Ennesima morte in carcere che si poteva evitare. Ennesima vittima che risponde al nome di Matteo Concetti che, tra qualche giorno, altro non sarà che un numero utile a stilare le classifiche sui suicidi nel carcere. Il ventitreenne si è tolto la vita presumibilmente con un lenzuolo mentre si trovava in isolamento. È avvenuto nel carcere di Ancona Montacuto, nelle Marche. Ma, in fondo, a chi importa di dove, come, quando e perché?
Il disagio mentale è un’emergenza anche in carcere
L’aggravante relativa al suicidio è il fatto che fosse un soggetto predisposto, perché soffriva di disturbi psichiatrici. Ma, ciò nonostante, non erano state previste per il ragazzo misure alternative alla normale detenzione in un istituto penitenziario.
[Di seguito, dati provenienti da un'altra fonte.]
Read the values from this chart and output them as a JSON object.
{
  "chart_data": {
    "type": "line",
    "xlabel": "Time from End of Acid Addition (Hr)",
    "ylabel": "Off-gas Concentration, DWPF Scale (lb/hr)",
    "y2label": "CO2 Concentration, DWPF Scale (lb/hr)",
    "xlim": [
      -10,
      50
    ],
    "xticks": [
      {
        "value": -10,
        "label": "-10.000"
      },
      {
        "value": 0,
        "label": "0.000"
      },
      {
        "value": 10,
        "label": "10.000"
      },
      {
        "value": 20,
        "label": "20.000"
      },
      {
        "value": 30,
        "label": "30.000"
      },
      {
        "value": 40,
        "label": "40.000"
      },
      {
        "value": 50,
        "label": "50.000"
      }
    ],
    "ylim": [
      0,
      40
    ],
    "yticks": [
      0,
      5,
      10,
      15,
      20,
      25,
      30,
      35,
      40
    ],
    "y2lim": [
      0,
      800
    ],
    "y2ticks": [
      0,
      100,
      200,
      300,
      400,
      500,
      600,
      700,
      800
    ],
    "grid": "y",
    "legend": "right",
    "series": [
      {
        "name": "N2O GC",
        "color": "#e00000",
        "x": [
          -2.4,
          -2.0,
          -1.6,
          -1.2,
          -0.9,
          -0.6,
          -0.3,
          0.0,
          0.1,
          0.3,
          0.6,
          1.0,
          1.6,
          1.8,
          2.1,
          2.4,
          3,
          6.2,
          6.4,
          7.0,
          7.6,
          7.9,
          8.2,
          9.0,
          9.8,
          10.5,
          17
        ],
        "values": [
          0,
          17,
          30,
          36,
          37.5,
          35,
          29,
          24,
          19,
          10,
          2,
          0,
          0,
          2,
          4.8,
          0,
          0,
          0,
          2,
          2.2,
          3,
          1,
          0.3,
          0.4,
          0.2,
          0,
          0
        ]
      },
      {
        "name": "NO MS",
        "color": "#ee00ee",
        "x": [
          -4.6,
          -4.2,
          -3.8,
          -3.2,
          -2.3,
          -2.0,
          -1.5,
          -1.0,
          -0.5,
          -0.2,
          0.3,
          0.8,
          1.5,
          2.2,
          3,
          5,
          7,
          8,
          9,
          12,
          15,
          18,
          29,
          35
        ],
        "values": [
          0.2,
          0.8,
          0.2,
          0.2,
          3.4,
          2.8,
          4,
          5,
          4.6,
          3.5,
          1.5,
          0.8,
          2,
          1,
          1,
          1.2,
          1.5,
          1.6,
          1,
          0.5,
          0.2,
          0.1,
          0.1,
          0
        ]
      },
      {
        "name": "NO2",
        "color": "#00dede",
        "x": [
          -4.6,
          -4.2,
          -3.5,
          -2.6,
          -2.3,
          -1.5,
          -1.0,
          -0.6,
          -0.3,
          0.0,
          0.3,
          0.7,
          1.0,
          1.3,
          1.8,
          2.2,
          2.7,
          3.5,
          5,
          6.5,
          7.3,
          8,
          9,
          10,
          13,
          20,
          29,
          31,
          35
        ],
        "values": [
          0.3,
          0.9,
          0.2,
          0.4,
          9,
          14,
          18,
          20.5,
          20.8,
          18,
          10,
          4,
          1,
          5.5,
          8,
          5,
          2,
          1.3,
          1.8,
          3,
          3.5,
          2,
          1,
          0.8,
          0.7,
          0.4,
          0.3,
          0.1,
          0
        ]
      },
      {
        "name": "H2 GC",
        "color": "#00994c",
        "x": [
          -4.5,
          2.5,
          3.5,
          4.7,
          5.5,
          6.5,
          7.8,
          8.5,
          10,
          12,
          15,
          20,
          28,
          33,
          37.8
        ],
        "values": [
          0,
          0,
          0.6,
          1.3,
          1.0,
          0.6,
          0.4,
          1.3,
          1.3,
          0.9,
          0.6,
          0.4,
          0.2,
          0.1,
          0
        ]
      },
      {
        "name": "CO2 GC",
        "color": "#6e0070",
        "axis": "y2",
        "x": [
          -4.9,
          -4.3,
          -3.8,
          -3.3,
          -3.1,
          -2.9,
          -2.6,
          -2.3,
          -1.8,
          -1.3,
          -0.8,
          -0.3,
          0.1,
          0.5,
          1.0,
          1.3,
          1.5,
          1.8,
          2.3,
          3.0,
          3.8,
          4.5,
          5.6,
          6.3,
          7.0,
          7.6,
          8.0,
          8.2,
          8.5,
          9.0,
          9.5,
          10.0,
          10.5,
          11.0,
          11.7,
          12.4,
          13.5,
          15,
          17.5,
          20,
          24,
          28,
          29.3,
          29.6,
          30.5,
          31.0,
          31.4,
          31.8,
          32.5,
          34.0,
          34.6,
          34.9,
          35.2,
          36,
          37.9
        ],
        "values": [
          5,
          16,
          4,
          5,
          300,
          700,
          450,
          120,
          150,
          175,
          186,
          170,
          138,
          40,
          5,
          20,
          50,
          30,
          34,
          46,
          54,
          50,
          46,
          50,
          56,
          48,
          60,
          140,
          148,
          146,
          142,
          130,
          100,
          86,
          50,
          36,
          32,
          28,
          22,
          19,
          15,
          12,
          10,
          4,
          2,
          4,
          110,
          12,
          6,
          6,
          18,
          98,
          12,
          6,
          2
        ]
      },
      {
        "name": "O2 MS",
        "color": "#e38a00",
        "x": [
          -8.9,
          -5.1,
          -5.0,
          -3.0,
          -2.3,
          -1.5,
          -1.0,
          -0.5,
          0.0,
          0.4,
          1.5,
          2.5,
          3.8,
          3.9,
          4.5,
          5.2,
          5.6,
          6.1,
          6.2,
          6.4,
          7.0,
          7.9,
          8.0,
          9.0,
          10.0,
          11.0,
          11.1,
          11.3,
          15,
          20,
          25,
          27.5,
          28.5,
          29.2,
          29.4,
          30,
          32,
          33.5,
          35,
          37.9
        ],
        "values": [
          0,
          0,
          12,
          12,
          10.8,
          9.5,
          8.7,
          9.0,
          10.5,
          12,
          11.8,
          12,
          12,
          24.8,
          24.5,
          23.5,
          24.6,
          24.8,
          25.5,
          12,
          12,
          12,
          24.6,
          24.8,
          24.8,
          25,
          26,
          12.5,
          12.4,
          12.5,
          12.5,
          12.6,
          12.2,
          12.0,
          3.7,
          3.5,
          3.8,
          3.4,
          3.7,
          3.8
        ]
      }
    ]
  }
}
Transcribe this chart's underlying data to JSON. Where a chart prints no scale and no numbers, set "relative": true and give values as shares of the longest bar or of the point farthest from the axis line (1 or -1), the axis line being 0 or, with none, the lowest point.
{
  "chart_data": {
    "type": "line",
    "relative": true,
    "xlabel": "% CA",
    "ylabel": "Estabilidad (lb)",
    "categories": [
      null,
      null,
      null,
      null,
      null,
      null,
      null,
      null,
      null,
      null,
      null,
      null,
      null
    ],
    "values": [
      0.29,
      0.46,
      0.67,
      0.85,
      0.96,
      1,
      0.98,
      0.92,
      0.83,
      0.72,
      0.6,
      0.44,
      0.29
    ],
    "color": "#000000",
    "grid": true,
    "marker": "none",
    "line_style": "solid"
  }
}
Nel 2030, come ci dice l’OMS (Organizzazione Mondiale della Sanità) il disagio mentale sarà la malattia più diffusa sul nostro pianeta. Noi però non siamo né culturalmente, né fattivamente in grado di gestire un problema così grande, che avrà un impatto molto più forte di quanto non lo abbia avuto la stessa pandemia.
Lo Stato dov’è?
Gli ultimi restano ultimi, chi sbaglia non è vero che verrà riabilitato, chi ha peccato una volta è marchiato a vita come il peggior essere umano sulla terra. Ci dimentichiamo spesso, finché ciò non lo proviamo sulla nostra pelle, che sbagliare non solo è fisiologico, ma che prima o poi, in misura maggiore o minore, capiterà a tutti. Quello che bisognerebbe fare, prima di tutto, è occuparsi di oltre il 40% di detenuti italiani che soffrono di disturbo mentale e che sono costretti a stare in una cella in condizioni disumane, in un ambiente che altro non fa se non peggiorare le condizioni di partenza del detenuto di turno.
Le soluzioni a cui nessuno vuole pensare
Quello che lo Stato non ha ancora capito è che, se non si cominciano a costruire, rafforzare e migliorare le strutture per chi soffre di un disagio mentale e al contempo deve scontare una pena, altro non accadrà che un aumento dei suicidi. Il disagio mentale si incancrenirà, e si radicalizzazerà nel nostro cervello. Lo Stato non ci vuole riabilitati, ci vuole vittime dei nostri stessi errori in eterno, con la convinzione che chi è finito lì dentro abbia meno diritti di chi è a piede libero. Non dovrebbe funzionare così se si considera il concetto di etica, di umanità e di aiuto verso chi è più debole. Che ci si appelli alla religione, alla filosofia, alla storia o, banalmente, al buon senso, tutti ci dicono la stessa cosa, siamo noi che vogliamo voltarci dall’altra parte.